The artist name could be used with a different API endpoint to get more detail about a particular artist. But this information is enough for our purposes at the moment.

To get a more compact view of the results of our initial query, for song titles with "Break My Soul" in them, let's see if we can print out the full song title for each search hit:

In [None]:
# Remember list comprehension format: [ predicate expression FOR temporary variable name IN source list ]
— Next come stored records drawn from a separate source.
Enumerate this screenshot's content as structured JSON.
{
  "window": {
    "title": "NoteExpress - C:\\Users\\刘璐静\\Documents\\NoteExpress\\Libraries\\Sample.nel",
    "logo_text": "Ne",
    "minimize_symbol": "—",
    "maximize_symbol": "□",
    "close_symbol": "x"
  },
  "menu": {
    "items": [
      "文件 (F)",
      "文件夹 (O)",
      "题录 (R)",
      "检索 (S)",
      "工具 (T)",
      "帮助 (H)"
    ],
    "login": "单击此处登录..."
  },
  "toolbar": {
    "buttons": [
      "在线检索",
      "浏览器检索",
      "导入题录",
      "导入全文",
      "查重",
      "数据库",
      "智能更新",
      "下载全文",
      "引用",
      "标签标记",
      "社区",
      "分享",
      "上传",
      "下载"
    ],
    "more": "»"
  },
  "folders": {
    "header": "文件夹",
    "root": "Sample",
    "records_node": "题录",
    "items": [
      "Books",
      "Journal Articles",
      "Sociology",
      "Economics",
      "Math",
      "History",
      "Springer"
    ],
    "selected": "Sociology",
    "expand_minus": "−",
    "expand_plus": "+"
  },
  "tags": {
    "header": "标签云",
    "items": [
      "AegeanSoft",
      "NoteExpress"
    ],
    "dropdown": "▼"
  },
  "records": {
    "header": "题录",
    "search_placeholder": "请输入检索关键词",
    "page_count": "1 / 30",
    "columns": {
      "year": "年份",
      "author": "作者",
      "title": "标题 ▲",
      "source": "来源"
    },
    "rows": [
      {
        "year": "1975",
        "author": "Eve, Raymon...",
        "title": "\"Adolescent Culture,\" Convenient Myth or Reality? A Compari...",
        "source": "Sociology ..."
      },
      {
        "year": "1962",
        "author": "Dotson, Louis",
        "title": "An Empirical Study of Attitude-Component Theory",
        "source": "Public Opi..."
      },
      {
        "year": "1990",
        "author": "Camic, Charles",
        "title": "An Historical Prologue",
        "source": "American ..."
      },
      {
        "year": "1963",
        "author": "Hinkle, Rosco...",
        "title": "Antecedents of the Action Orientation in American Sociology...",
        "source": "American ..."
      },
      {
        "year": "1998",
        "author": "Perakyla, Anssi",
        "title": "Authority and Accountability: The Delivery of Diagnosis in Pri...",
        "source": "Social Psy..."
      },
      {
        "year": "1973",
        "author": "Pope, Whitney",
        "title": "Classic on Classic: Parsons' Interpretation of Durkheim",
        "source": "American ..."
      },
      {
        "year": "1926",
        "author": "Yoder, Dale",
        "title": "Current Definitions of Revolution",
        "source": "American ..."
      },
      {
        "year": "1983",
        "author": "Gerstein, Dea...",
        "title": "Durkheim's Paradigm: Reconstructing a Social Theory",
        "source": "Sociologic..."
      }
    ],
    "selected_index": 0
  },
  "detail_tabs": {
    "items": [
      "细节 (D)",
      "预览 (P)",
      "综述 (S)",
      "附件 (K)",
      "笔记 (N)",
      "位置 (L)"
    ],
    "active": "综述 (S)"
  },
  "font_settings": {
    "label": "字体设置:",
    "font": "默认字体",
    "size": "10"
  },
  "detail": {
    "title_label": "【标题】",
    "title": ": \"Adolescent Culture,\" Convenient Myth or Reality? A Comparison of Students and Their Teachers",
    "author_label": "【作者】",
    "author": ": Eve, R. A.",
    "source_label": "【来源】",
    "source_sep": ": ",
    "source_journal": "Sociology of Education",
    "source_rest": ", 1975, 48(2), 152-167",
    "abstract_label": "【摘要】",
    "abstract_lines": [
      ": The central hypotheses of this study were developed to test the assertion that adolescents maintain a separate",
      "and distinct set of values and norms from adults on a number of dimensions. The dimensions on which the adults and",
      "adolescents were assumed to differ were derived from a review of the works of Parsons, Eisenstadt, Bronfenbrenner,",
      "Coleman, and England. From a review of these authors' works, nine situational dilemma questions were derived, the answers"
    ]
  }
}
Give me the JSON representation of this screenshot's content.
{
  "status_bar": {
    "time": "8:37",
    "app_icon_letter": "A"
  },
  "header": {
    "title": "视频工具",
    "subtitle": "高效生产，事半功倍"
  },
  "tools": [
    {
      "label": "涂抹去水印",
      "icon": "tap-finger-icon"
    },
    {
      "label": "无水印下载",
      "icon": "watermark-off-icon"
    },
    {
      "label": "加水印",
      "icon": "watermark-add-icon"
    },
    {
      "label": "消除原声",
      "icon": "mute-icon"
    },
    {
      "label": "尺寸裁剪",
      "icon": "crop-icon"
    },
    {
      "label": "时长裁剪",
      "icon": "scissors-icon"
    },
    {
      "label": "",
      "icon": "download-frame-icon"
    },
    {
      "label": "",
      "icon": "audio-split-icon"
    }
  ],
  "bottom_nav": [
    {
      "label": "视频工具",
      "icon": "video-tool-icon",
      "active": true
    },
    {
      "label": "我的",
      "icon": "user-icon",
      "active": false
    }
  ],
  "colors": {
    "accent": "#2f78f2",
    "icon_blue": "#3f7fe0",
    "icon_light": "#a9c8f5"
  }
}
titles = [song['result']['title'] for song in data['response']['hits']]

titles

# This means, for each song in data['response']['hits'], add its ['result']['title'] to a new list called "titles"


['BREAK MY SOUL',
 'BREAK MY SOUL (THE QUEENS REMIX)',
 'Let Your Heart Go (Break My Soul)',
 'Beyoncé - BREAK MY SOUL (Tradução em Português)',
 'BREAK MY SOUL (Honey Dijon Remix)',
 'Break My Soul',
 'Beyoncé - BREAK MY SOUL (Türkçe Çeviri)',
 'Beyoncé - BREAK MY SOUL (Traducción al Español)',
 'You Can’t Break My Soul',
 'BREAK MY SOUL (ACAPELLA VERSION)']

**Question:** What key would we change to list the URLs for the lyrics of each of these songs?

In [None]:
# your code here

lyrics = [song['result']['url'] for song in data['response']['hits']]

lyrics


['https://genius.com/Beyonce-break-my-soul-lyrics',
 'https://genius.com/Beyonce-and-madonna-break-my-soul-the-queens-remix-lyrics',
 'https://genius.com/Ti-let-your-heart-go-break-my-soul-lyrics',
 'https://genius.com/Genius-brasil-traducoes-beyonce-break-my-soul-traducao-em-portugues-lyrics',
 'https://genius.com/Beyonce-and-honey-dijon-break-my-soul-honey-dijon-remix-lyrics',
 'https://genius.com/H-y-b-r-i-d-break-my-soul-lyrics',
 'https://genius.com/Genius-turkce-ceviri-beyonce-break-my-soul-turkce-ceviri-lyrics',
 'https://genius.com/Genius-traducciones-al-espanol-beyonce-break-my-soul-traduccion-al-espanol-lyrics',
 'https://genius.com/Anonymous-group-you-cant-break-my-soul-lyrics',
 'https://genius.com/Beyonce-break-my-soul-acapella-version-lyrics']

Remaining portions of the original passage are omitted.